Dünya Sağlık Örgütü (DSÖ-WHO)’nden İyi Medikal Uygulamalar revizyonu önerisi (İng)
The WHO has published a proposed updated text for “WHO GMP for pharmaceutical products: main principles”, in January 2013. The main principles are published as Annex 3 in the WHO Technical Report Series, No. 961. During 2012 the Secretariat was made aware that the current good manufacturing practices (GMP) for pharmaceutical products: main principles published as Annex 3 in the WHO Technical Report Series, No. 961, 2011, would need updating. ( (Quality assurance of pharmaceuticals: a compendium of guidelines and related materials).

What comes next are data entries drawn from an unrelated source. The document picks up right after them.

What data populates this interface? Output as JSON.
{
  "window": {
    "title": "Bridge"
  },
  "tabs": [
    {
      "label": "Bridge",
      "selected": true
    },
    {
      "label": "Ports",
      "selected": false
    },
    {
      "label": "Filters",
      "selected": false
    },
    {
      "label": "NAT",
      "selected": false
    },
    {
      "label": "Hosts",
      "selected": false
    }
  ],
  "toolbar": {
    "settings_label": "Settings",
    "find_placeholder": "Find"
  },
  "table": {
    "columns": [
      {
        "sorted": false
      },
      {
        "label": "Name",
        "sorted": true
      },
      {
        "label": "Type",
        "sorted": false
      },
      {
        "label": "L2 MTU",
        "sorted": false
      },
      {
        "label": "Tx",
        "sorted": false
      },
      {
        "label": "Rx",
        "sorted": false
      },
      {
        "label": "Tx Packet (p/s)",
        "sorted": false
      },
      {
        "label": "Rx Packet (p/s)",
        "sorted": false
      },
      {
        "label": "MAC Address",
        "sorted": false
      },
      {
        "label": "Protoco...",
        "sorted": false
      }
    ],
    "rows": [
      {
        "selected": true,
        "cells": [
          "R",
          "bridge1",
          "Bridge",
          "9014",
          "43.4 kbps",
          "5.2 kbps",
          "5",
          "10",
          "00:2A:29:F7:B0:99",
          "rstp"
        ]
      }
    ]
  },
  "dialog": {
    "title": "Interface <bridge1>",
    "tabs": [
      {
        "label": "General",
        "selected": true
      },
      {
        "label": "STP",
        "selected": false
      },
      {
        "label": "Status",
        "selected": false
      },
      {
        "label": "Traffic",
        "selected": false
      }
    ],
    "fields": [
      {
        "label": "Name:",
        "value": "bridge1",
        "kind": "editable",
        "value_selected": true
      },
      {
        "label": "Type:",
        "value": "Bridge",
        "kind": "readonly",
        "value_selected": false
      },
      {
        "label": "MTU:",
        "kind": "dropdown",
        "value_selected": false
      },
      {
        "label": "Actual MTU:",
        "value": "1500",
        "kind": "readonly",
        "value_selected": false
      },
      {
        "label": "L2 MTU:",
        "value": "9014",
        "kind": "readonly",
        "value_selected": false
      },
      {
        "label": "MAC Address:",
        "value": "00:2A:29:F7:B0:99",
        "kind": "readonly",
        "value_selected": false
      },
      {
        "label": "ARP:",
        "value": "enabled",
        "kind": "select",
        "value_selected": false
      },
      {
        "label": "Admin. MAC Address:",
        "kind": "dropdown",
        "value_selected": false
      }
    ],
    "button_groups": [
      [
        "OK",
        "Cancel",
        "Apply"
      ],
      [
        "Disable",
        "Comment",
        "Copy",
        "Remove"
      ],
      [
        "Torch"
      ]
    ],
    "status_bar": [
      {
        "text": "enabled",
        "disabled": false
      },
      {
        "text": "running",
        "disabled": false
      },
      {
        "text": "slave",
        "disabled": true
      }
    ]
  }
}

The WHO Expert Committee on Specifications for Pharmaceutical Preparations discussed the need for an update during its forty-seventh meeting and agreed to pursue this accordingly. Attached please find a table with the current and newly proposed text. The paragraphs that would need to be updated have been identified as being in the following sections:
- Section 1 (pharmaceutical quality system)
- Section 2 (GMP for pharmaceutical products)
- Section 7 (contract production and analysis) and
- Section 17 (good practices in quality control).
Comments on the proposal will be accepted until 29 March 2013, a working document is available electronically. A presentation of the document is planned on the 48th Meeting of the WHO Expert Committee on Specifications for Pharmaceutical Preparations in October 2013.